Hope somebody finds this useful. I'm sure there's more elegant ways of doing this but it works.
Btw, here is a way to then send these individual files to the various email addresses in the data.frame. Code goes into second loop [j]
send.mail(from = "sender#sender.com",
to = i,
subject = paste("Your report for", str_extract(i, pattern = "\\b[A-Za-z0-9._%+-]+"), 'on', Sys.Date()),
body = "Your email body",
authenticate = TRUE,
smtp = list(host.name = "XXX", port = XXX,
user.name = Sys.getenv("XXX"), passwd = Sys.getenv("XXX")),
attach.files = str_c(temp_dir, "/your_filename_", str_extract(i, pattern = "\\b[A-Za-z0-9._%+-]+"),'_', Sys.Date(), '.xlsx'))
I have been trying out the different packages including the function:
install.packages ("prettyR")
library (prettyR)
delimit.table (Corrvar,"Name the csv.csv") ## Corrvar is a name of an object from an output I had on scaled variables to run a regression.
However I tried this same code for an output from another analysis (occupancy models model selection output) and it did not work.

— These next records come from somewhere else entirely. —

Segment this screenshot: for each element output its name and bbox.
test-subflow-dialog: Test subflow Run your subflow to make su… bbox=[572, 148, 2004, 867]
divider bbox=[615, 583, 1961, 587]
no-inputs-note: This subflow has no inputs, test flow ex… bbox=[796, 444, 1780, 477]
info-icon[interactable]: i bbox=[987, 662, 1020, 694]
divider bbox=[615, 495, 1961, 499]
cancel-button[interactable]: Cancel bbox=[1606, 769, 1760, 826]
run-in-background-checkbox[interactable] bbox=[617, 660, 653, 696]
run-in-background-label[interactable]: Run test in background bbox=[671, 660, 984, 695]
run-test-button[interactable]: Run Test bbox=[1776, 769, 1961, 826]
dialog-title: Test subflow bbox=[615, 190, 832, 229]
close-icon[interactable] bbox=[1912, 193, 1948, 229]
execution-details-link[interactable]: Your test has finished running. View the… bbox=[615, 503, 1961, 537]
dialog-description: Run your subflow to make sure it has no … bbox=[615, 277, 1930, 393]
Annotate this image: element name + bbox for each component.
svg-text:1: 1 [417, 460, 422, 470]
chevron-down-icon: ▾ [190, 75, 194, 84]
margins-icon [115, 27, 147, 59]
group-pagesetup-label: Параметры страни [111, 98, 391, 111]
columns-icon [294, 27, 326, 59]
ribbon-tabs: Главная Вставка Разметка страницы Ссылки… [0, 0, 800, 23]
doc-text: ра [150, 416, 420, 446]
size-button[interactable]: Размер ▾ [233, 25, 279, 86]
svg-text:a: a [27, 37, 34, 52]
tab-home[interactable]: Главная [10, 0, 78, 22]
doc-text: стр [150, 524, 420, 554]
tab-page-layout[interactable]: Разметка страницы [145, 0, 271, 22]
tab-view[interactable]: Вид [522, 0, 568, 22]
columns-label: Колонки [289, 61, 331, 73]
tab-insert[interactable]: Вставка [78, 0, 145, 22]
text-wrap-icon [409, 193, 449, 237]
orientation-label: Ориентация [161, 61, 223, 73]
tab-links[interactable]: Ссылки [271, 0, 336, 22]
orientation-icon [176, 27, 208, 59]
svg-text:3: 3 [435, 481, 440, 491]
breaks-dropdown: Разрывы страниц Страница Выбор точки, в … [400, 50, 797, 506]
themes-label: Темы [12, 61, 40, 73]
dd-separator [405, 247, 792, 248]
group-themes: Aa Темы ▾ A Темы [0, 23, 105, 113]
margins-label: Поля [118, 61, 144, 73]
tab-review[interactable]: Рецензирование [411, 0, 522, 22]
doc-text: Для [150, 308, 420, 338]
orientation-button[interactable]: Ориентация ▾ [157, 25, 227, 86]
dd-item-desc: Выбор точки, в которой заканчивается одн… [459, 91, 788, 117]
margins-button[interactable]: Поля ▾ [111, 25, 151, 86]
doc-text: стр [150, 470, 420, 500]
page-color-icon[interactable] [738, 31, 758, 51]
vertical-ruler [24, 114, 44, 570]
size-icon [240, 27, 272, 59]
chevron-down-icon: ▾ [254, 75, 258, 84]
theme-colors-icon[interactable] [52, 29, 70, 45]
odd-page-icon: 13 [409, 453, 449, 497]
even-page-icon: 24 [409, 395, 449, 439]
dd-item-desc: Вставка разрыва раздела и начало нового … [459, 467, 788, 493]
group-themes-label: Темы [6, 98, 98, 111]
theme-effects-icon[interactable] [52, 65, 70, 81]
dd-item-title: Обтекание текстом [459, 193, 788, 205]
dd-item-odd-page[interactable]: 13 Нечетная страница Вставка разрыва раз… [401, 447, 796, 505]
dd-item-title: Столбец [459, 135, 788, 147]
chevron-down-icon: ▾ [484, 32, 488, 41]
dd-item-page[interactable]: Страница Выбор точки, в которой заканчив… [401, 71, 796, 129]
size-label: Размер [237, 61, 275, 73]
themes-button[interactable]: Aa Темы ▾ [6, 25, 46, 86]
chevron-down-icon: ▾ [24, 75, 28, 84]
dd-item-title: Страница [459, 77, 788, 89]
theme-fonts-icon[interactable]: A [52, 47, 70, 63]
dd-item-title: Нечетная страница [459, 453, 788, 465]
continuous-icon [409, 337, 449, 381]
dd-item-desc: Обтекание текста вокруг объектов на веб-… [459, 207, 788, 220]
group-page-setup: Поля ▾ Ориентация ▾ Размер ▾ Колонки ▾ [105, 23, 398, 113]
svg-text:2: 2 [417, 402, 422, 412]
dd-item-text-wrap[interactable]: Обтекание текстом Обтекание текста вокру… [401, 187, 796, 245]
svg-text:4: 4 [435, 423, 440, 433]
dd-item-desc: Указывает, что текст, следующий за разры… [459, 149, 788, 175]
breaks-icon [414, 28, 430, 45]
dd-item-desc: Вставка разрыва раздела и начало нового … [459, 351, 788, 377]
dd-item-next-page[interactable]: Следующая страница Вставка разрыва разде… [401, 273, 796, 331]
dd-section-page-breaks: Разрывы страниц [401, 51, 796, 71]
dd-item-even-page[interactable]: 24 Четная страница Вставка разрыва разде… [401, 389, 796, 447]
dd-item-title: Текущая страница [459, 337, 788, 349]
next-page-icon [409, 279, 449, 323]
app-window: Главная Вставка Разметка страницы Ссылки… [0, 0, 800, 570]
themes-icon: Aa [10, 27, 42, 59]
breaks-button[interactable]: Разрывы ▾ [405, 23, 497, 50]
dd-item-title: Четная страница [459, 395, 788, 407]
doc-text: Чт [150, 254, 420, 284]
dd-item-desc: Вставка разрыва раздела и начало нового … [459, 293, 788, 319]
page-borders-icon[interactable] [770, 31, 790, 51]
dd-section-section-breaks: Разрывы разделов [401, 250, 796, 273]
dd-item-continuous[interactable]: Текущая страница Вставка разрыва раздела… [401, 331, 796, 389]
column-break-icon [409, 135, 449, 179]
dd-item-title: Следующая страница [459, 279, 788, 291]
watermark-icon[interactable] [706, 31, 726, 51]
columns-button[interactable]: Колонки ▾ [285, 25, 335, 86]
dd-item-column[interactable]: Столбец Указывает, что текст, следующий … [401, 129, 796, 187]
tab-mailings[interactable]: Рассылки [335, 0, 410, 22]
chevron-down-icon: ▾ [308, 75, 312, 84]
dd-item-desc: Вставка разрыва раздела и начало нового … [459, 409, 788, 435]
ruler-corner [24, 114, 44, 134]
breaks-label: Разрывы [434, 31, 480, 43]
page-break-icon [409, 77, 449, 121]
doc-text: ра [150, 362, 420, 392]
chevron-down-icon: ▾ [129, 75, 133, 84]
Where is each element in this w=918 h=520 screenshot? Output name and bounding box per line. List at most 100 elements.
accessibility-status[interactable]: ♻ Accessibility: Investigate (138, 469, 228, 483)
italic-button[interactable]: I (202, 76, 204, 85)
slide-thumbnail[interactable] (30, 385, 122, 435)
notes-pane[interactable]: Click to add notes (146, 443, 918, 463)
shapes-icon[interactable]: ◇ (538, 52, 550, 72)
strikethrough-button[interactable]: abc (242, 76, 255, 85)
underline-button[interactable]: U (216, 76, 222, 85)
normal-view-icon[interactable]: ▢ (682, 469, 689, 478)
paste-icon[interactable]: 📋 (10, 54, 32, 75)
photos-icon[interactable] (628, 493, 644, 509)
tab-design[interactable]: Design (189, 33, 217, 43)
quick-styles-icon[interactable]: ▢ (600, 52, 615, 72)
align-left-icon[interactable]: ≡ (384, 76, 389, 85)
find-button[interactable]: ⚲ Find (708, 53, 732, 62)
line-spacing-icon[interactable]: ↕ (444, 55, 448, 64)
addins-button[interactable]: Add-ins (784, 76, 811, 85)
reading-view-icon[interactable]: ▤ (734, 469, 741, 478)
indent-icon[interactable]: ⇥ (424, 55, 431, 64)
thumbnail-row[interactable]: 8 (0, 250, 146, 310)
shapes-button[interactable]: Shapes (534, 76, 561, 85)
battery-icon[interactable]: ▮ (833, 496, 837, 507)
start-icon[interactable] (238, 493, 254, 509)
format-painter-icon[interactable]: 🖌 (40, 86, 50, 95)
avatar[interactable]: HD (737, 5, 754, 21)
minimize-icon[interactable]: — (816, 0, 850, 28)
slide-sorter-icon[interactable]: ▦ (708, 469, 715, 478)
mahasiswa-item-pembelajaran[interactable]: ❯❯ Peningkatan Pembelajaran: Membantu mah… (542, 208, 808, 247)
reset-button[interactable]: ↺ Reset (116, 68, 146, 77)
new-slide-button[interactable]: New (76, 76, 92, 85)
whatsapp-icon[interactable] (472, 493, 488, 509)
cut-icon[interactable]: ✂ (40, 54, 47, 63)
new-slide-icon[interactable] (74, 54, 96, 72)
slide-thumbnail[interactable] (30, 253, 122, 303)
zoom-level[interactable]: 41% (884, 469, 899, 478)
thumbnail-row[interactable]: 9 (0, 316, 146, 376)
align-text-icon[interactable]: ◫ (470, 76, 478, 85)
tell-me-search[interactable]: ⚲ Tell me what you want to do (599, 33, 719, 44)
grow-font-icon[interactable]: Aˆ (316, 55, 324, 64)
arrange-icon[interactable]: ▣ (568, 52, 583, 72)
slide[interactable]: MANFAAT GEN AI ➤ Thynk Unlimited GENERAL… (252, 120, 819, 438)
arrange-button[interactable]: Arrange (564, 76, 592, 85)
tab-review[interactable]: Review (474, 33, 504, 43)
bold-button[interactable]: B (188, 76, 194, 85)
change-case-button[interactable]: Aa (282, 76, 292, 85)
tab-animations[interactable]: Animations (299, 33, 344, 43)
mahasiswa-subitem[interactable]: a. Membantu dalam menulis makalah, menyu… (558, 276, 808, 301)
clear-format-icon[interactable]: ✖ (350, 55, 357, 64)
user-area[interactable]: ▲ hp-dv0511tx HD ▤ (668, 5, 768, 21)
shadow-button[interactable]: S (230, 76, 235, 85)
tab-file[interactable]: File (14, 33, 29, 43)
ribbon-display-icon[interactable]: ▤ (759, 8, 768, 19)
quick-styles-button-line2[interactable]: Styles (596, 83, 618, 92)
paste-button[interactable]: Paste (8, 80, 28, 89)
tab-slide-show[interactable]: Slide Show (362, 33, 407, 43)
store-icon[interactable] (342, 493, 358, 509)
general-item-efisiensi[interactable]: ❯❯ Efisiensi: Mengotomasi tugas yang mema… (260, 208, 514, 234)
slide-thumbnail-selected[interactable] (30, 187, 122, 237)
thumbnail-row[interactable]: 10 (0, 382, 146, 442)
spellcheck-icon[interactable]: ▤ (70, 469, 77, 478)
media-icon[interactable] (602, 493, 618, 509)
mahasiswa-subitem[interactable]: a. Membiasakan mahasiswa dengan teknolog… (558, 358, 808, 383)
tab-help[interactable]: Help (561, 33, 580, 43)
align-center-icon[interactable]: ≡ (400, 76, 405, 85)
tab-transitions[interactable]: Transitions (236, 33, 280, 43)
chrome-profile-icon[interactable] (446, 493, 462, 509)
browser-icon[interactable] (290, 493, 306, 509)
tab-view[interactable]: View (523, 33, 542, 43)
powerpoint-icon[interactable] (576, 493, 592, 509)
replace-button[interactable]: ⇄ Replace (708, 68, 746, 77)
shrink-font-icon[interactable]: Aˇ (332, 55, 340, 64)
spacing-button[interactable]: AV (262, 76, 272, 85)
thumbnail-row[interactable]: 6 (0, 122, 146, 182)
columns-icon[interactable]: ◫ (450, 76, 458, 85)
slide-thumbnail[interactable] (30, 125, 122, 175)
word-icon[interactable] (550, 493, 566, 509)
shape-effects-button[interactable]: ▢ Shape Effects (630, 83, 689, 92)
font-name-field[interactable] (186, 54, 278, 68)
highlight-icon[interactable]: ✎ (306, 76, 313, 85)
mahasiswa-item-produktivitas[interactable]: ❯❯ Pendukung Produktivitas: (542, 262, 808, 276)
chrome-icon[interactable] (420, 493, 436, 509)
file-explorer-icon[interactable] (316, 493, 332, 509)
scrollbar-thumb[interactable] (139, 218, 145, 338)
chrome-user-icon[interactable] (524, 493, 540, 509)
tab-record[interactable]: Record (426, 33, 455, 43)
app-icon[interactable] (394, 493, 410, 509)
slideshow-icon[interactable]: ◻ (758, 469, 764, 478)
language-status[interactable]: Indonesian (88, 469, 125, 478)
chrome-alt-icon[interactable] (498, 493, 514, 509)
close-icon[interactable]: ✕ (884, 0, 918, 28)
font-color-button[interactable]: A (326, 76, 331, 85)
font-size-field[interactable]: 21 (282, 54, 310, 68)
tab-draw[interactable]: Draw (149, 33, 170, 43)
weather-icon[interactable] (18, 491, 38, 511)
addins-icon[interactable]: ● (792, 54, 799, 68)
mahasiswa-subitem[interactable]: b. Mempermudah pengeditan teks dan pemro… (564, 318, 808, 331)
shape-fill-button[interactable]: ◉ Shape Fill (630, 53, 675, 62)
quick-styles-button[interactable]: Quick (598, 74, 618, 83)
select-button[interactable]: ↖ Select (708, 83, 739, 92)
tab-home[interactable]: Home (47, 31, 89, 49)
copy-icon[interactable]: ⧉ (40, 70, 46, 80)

And after many attempts and exploration I:
copied the output from R (Ctrl+c)
in Excel sheet I pasted it (Ctrl+V)
Select the first column where the data is
In the "Data" vignette, click on "Text to column"
Select Delimited option, click next
Tick space box in "Separator", click next
Click Finalize (End)
Your output now should be in a form you can manipulate easy in excel. So perhaps not the fanciest option but it does the trick if you just want to explore your data in another way.
PS. If the labels in excel are not the exact one it is because Im translating the lables from my spanish excel.